Elizabeth Anscombe, Philippa Foot, Mary Midgley en Iris Murdoch. Vier vrouwen die de filosofie veranderden

Ten onrechte zijn de filosofen Elizabeth Anscombe, Philippa Foot, Mary Midgley en Iris Murdoch in vergetelheid geraakt. Twee nieuwe biografieën brengen deze vier vrouwen, en hun radicale ideeën, weer tot leven.

Op 1 mei 1956 stond een slecht geklede vrouw tegenover de machthebbers van de Universiteit van Oxford. Zij hadden in hun oneindige wijsheid besloten om president Harry S. Truman een eredoctoraat te verlenen. Alle mannelijke hoogleraren van deze eerbiedwaardige universiteit hadden vóór de verlening van dit eredoctoraat gestemd. Onder leiding van de slecht geklede vrouw, Elizabeth Anscombe, stemden de weinige vrouwelijke hoogleraren tegen. Truman was per slot van rekening de man die verantwoordelijk was voor de atoombommen die Hiroshima en Nagaski hadden verwoest.

Het is een tekenend tafereel voor Elizabeth Anscombe. Zij en haar drie vriendinnen Philippa Foot (geboren Bosanquet), Mary Midgley (geboren Scrutton) en Iris Murdoch brachten een revolutie in de filosofie teweeg. Weg met hoogdravende prietpraat, filosofie moet over het geleefde leven gaan. En daarbij hoort ook dat je in opstand komt tegen onrecht en ethische missers, zoals – in Anscombes ogen – het eredoctoraat van Truman.

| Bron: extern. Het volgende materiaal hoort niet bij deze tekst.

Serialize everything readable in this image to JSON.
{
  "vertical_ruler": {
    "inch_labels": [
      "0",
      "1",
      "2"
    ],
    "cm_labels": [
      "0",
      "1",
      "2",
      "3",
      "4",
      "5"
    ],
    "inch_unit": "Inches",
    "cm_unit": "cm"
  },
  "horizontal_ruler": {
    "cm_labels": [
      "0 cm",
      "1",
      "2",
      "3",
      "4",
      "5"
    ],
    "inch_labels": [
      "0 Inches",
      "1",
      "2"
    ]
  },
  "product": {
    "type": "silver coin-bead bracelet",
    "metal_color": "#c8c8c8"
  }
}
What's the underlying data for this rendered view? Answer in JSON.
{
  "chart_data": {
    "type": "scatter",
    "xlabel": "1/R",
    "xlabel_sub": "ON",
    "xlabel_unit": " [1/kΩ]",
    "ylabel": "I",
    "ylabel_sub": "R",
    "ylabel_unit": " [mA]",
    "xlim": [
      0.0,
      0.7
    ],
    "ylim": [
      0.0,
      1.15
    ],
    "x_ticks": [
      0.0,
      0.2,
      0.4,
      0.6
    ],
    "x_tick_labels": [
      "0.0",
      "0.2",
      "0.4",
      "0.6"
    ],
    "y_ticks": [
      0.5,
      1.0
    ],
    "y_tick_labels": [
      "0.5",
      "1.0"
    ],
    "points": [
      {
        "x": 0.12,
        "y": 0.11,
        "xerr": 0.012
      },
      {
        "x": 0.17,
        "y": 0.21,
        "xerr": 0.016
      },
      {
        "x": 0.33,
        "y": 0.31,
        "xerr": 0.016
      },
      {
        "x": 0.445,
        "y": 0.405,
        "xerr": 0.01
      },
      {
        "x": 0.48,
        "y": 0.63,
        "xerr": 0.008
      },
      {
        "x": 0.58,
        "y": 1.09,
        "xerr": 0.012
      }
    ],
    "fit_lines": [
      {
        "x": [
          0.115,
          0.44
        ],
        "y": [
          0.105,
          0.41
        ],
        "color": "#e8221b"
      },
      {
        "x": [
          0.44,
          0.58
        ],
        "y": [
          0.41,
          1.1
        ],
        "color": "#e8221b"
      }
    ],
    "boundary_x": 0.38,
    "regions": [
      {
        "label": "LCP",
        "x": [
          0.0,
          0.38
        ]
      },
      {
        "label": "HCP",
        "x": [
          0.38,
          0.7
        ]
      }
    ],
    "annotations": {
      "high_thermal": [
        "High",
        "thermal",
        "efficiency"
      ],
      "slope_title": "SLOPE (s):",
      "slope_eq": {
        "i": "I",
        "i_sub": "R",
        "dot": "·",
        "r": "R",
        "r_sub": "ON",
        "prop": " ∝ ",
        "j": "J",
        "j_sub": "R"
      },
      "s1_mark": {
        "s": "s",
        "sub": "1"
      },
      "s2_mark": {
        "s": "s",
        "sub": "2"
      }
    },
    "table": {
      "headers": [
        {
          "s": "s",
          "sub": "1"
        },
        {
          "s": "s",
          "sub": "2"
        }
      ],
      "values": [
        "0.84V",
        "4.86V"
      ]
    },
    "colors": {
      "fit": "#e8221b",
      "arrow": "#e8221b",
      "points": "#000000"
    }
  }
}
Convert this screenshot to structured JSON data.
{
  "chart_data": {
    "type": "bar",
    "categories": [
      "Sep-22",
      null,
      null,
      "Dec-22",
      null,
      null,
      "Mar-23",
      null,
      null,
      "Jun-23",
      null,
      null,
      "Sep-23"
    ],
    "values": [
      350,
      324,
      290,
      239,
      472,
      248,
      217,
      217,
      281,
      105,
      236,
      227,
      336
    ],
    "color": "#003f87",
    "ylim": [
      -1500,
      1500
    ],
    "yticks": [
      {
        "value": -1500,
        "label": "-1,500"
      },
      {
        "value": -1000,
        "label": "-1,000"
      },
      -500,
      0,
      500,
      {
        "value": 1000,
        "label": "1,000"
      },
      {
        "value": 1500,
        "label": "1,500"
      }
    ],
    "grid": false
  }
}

Vorig jaar verschenen twee biografieën van dit Oxfordkwartet, zoals de vier filosofen ook wel worden genoemd. In Het kwartet concentreren Clare Mac Cumhaill (spreek uit: mac cool) en Rachael Wiseman zich op de Oxfordse jaren van de vier vrouwen. Benjamin J.B. Lipscomb beschrijft de levens van de wieg tot het graf in zijn Engelstalige The Women Are Up to Something.

De kwestie-Truman was nog om een andere reden tekenend voor het Oxfordkwartet. De Tweede Wereldoorlog speelde namelijk een belangrijke rol in hun ontwikkeling als filosofen. Hun denken was misschien – of beter gezegd: hoogstwaarschijnlijk – in de vergetelheid geraakt, ware het niet dat tijdens hun studie de oorlog uitbrak. Een groot deel van de mannelijke studenten en docenten in Oxford verdween naar het front. En dus werd de weg vrijgemaakt voor vrouwen. Daarnaast werd de inhoud van hun filosofie, en vooral hun ethiek, in hoge mate bepaald door de verschrikkingen van de oorlog. Zoals Philippa Foot het omschreef: ze wilden tegen de nazi’s kunnen zeggen: ‘Jullie zijn slecht en wij zijn goed.’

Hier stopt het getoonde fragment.